Hybriddreich, 2021     £5.00

Small and perfectly formed

The poems in this pamphlet are exquisitely spare. Let’s go straight in and look at ‘Eggshells and Fontanelles’. After reading the title I felt completely engaged. It gave me the curve of the eggshell and the fontanelle, the need to protect what is so precious, the fragility and a foreboding of what happens to eggshells, a sense of the diversity of life. The poem begins:

Free range stuck with fluff feathers.
Farm eggs in brown paper bag,
no protection at all.

There’s no need for a comma in the first line or a definite article in the second and that comma at the end of ‘bag’ onto the next line slows it down long enough for us to understand the significance of what we are being shown. This ranks for me as one of the strongest images I have ever seen in a poem. I can feel the paper, the bulges within it, hear it rustle, wince at the care needed to carry it and think — how precious, how beautiful, how life affirming. The poem opens up a world in which we then see the poet’s ‘wee ones’ eat the eggs. They ‘scoop past / membranes to silky whites’.
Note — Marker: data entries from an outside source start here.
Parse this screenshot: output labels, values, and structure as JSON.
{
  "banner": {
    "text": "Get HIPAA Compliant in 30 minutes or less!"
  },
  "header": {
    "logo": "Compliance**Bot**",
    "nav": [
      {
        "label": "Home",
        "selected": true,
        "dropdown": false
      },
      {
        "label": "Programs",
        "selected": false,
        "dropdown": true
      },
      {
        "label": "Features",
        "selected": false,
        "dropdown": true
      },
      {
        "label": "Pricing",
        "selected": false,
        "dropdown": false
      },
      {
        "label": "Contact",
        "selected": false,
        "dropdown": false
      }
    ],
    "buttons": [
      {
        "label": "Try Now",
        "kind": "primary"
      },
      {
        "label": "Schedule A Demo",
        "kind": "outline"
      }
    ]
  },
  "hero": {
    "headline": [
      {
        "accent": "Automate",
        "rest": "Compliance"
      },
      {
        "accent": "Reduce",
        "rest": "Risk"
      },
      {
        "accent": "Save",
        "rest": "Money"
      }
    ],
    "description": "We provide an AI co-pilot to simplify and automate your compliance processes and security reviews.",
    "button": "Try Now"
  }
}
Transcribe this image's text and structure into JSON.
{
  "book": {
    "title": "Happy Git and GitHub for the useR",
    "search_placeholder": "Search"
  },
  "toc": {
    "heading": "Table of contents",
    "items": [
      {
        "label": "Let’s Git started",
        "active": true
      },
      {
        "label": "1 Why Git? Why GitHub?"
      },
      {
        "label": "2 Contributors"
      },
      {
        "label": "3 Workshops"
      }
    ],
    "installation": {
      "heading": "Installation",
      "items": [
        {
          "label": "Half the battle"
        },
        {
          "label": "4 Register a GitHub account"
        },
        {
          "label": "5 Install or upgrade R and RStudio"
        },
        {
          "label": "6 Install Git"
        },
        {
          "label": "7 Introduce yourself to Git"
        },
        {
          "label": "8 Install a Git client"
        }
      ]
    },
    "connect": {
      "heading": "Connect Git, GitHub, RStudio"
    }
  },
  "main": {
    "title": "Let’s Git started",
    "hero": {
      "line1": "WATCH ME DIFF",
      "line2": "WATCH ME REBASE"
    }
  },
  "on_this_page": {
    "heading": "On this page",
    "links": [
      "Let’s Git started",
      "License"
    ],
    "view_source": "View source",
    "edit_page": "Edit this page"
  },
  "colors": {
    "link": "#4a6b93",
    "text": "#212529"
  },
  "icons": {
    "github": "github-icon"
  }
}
The poems are about love that is sexual, or between friends, or familial, or for our place in the universe. The love in the egg poem is that for birth and children; in ‘Portencross, Seamill’ it is love of an aging brother and a mother who has already died. The meeting with the brother is on a beach:

                  I tip
silver grains from shoes
[…]
                 hug my brother feeling
his age beneath my hands.

The 12-line poem ends:

I nearly check in with Mum
then remember.

Beneath the hands the brother can be ‘felt’ and at the same time there is the sad ‘feeling’ of his age and the death of the mother. It’s like a world beneath a world — the beach and what is actually happening giving way to a whole lifetime of experienced family love. Every poem has this magic as different ‘ways’ are added to the ’count’.